9 de Janeiro, segunda-feira.
- A noite está como eu, fria, cinzenta, trovejante. Há muito tempo que não me sentia tão infeliz. Miserável mesmo… Não sei o que tenho, mas não aguento muito mais
- Começa a desfazer a mala o meu camarada de quarto. Chama-se Sebastião. Parece-me bom moço e será um bom companheiro pelo que já conversamos. É simpático, educado, e de boa cara; coisa rara nestes tempos. Talvez tenha sorte com a companhia e me alivie desta ansiedade em que estou mergulhado.
 10 de Janeiro, terça-feira.
- Hoje não te conto nada! Estou exausto. Vai dormir! Eu vou tentar.

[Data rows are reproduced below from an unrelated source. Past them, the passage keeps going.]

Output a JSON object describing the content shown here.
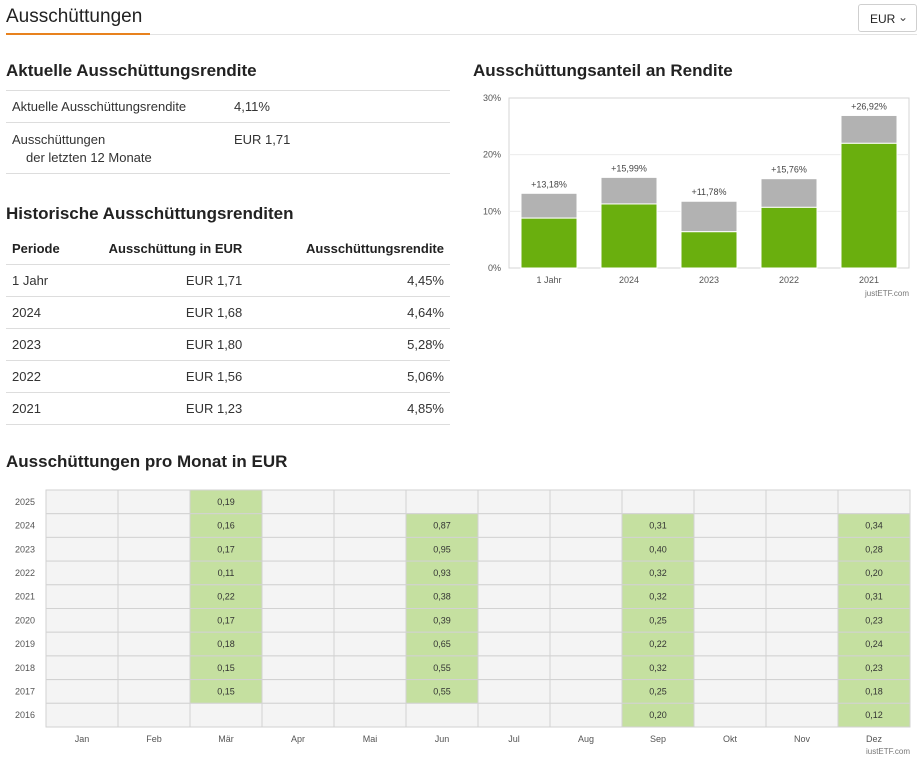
{
  "header": {
    "title": "Ausschüttungen",
    "currency": "EUR"
  },
  "current": {
    "title": "Aktuelle Ausschüttungsrendite",
    "rows": [
      {
        "label": "Aktuelle Ausschüttungsrendite",
        "label2": "",
        "value": "4,11%"
      },
      {
        "label": "Ausschüttungen",
        "label2": "der letzten 12 Monate",
        "value": "EUR 1,71"
      }
    ]
  },
  "historical": {
    "title": "Historische Ausschüttungsrenditen",
    "columns": [
      "Periode",
      "Ausschüttung in EUR",
      "Ausschüttungsrendite"
    ],
    "rows": [
      [
        "1 Jahr",
        "EUR 1,71",
        "4,45%"
      ],
      [
        "2024",
        "EUR 1,68",
        "4,64%"
      ],
      [
        "2023",
        "EUR 1,80",
        "5,28%"
      ],
      [
        "2022",
        "EUR 1,56",
        "5,06%"
      ],
      [
        "2021",
        "EUR 1,23",
        "4,85%"
      ]
    ]
  },
  "bar_section": {
    "title": "Ausschüttungsanteil an Rendite"
  },
  "monthly_section": {
    "title": "Ausschüttungen pro Monat in EUR"
  },
  "chart_data": [
    {
      "type": "bar",
      "title": "Ausschüttungsanteil an Rendite",
      "categories": [
        "1 Jahr",
        "2024",
        "2023",
        "2022",
        "2021"
      ],
      "series": [
        {
          "values": [
            8.8,
            11.3,
            6.4,
            10.7,
            22.0
          ]
        },
        {
          "values": [
            4.38,
            4.69,
            5.38,
            5.06,
            4.92
          ]
        }
      ],
      "total_labels": [
        "+13,18%",
        "+15,99%",
        "+11,78%",
        "+15,76%",
        "+26,92%"
      ],
      "totals": [
        13.18,
        15.99,
        11.78,
        15.76,
        26.92
      ],
      "yticks": [
        "0%",
        "10%",
        "20%",
        "30%"
      ],
      "ylim": [
        0,
        30
      ],
      "colors": {
        "distribution": "#6aaf0e",
        "rest": "#b2b2b2",
        "frame": "#d4d4d4"
      },
      "credit": "justETF.com"
    },
    {
      "type": "heatmap",
      "title": "Ausschüttungen pro Monat in EUR",
      "months": [
        "Jan",
        "Feb",
        "Mär",
        "Apr",
        "Mai",
        "Jun",
        "Jul",
        "Aug",
        "Sep",
        "Okt",
        "Nov",
        "Dez"
      ],
      "years": [
        "2025",
        "2024",
        "2023",
        "2022",
        "2021",
        "2020",
        "2019",
        "2018",
        "2017",
        "2016"
      ],
      "values": [
        [
          "",
          "",
          "0,19",
          "",
          "",
          "",
          "",
          "",
          "",
          "",
          "",
          ""
        ],
        [
          "",
          "",
          "0,16",
          "",
          "",
          "0,87",
          "",
          "",
          "0,31",
          "",
          "",
          "0,34"
        ],
        [
          "",
          "",
          "0,17",
          "",
          "",
          "0,95",
          "",
          "",
          "0,40",
          "",
          "",
          "0,28"
        ],
        [
          "",
          "",
          "0,11",
          "",
          "",
          "0,93",
          "",
          "",
          "0,32",
          "",
          "",
          "0,20"
        ],
        [
          "",
          "",
          "0,22",
          "",
          "",
          "0,38",
          "",
          "",
          "0,32",
          "",
          "",
          "0,31"
        ],
        [
          "",
          "",
          "0,17",
          "",
          "",
          "0,39",
          "",
          "",
          "0,25",
          "",
          "",
          "0,23"
        ],
        [
          "",
          "",
          "0,18",
          "",
          "",
          "0,65",
          "",
          "",
          "0,22",
          "",
          "",
          "0,24"
        ],
        [
          "",
          "",
          "0,15",
          "",
          "",
          "0,55",
          "",
          "",
          "0,32",
          "",
          "",
          "0,23"
        ],
        [
          "",
          "",
          "0,15",
          "",
          "",
          "0,55",
          "",
          "",
          "0,25",
          "",
          "",
          "0,18"
        ],
        [
          "",
          "",
          "",
          "",
          "",
          "",
          "",
          "",
          "0,20",
          "",
          "",
          "0,12"
        ]
      ],
      "colors": {
        "filled": "#c5e0a0",
        "empty": "#f4f4f4",
        "grid": "#d2d2d2"
      },
      "credit": "justETF.com"
    }
  ]
}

11 de Janeiro, quarta-feira.
- Apanhei a Cláudia na varanda a… a pertencer-se. Tinha-se com uma violência de possessa, como quem renunciava a este mundo entrando noutro num rompante de etéreo êxtase; do seu peito esvaía-se um gemido animal, um mugido longo… um arrebatamento prolongado… Lá ao fundo, por uma fenda do arbusto, via-se o Gabriel a espelhar suor e vigor no seu treino matinal. Era para ele que ela se fazia… existindo-se singularmente…
12 de Janeiro, quinta-feira
- Aperta-se o cerco. A dra. Helena disse-me que não passa deste fim-de-semana; que quer que eu lhe conte detalhadamente em que consistiu a crise do Natal e o que levou aos meus comportamentos anteriores. Quando lhe disse que foi um desvio, atirou-me um olhar mortal do outro lado das lentes côncavas e disse; «não chega! Já lhe disse que não-chega!, não me obrigue a medicá-lo!».

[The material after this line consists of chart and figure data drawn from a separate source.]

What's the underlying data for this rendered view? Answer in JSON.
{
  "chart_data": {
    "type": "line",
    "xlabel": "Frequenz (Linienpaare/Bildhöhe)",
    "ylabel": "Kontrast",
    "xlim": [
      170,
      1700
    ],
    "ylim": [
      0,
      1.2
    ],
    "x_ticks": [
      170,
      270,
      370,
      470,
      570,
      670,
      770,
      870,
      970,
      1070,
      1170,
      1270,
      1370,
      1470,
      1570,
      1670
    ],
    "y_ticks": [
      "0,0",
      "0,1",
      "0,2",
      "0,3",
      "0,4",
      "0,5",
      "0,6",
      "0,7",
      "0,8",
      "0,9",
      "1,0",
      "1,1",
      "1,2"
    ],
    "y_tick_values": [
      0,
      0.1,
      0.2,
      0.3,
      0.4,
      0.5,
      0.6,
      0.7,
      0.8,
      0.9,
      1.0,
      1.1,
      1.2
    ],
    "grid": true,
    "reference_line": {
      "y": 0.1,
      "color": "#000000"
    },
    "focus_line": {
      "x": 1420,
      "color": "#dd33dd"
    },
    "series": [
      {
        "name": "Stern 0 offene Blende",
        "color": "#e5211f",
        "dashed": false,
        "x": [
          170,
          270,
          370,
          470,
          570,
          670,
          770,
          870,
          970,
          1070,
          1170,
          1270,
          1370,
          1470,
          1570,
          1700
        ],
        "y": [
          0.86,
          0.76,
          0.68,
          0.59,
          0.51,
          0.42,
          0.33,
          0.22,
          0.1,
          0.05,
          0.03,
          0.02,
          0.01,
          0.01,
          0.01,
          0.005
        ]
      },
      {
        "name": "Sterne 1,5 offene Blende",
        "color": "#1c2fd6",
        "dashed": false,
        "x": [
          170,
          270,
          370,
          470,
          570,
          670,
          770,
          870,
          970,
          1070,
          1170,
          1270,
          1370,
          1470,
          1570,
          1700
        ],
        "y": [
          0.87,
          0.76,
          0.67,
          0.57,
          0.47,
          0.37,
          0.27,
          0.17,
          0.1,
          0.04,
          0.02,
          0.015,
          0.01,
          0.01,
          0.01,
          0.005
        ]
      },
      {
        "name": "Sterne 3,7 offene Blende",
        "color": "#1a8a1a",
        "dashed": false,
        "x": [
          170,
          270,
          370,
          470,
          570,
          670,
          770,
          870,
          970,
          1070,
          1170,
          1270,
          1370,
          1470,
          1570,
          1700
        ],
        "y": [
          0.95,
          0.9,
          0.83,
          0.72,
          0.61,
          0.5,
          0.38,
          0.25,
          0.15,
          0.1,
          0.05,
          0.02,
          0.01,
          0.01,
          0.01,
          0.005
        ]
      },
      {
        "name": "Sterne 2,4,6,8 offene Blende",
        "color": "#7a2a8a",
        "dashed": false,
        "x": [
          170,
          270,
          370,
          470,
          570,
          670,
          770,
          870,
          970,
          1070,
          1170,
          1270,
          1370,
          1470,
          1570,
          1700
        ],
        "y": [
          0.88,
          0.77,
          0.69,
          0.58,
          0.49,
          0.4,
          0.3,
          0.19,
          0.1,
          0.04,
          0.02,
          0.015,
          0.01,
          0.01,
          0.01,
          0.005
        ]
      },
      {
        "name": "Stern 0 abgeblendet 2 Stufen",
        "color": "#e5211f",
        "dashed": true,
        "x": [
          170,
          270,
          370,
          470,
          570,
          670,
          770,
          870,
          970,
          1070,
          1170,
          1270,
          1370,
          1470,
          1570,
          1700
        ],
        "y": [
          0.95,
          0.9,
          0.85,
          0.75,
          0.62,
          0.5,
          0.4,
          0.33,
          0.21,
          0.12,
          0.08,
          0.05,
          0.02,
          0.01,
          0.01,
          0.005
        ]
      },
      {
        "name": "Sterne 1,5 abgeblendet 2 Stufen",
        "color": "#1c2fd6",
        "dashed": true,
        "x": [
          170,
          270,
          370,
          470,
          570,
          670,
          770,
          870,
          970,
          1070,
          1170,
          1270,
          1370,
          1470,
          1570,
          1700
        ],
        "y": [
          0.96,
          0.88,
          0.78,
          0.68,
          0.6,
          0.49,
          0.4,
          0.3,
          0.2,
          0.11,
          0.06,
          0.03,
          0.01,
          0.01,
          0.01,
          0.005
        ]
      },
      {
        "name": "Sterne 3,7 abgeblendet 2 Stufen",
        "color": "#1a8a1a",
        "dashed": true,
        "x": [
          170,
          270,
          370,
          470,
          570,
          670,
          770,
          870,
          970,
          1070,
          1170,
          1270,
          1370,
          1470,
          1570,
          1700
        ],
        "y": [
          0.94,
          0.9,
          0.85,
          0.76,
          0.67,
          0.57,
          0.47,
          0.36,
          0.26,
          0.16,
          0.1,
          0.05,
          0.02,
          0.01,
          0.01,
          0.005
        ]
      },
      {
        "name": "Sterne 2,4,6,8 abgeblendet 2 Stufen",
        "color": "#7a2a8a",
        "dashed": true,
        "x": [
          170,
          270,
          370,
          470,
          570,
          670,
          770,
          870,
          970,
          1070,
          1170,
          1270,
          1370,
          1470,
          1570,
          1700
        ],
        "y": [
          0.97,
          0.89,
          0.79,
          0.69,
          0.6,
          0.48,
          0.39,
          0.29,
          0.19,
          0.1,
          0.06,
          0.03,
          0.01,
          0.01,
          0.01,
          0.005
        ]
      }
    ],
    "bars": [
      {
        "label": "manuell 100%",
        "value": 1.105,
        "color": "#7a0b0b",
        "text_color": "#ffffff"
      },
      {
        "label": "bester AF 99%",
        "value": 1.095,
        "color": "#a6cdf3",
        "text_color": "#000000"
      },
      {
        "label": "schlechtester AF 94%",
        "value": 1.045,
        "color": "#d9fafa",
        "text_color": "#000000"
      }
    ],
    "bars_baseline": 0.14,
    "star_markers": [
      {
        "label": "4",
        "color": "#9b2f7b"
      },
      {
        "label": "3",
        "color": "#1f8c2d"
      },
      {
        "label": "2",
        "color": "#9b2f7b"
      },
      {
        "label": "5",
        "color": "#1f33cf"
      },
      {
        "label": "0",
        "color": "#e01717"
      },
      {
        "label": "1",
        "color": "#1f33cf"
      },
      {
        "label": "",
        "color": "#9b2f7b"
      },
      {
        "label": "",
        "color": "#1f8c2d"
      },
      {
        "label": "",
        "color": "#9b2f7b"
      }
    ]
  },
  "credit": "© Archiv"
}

- O filme de hoje foram desenhos animados. Mr. Magoo! Não é propriamente hilariante mas todos se divertiram com as trapalhadas. O único que gargalhava era eu, uma vingançazinha e não lhes posso dizer porquê. Ah-Ah-Ah… É que sempre que ele piscava os olhos me parecia a dra. Helena. Ah-Ah-Ah… e sempre que ele era desajeitado, destruidor até!, associava-o à falta de resultados que ela demonstrava ao não conseguir nada dos seus “doentes” Ah-Ah-Ah… e na contra corrente que eles fazem para não seguirem as suas ordens de confissão e medicação, desarmando todas as suas análises. Ah-Ah-Ah… Espaireci a cabeça é um facto, mas deixei-lhes uma ideia de loucura. Creio que foram todos dormir com a certeza que eu estava maluco. A Ilda, que presenciou tudo com muita atenção, fará o relatório à dra. logo pela manhã. Ah-Ah-Ah… Estou mesmo a vê-la assim, circunspecta, armada em erudita e conhecedora «senhora doutora… por aquilo que me foi dado observar… o Dionísio ensandeceu…» Ah-Ah-Ah…
13 de Janeiro, sexta-feira.
- Quando me deito na relva ao céu estrelado cheio de mundos encobertos, penso na insignificância da minha particularidade. Não é o ser; é o não-ser que sou.
- A Amélia mantém-se de língua na boca com a Matilde. Não creio que se acalmem.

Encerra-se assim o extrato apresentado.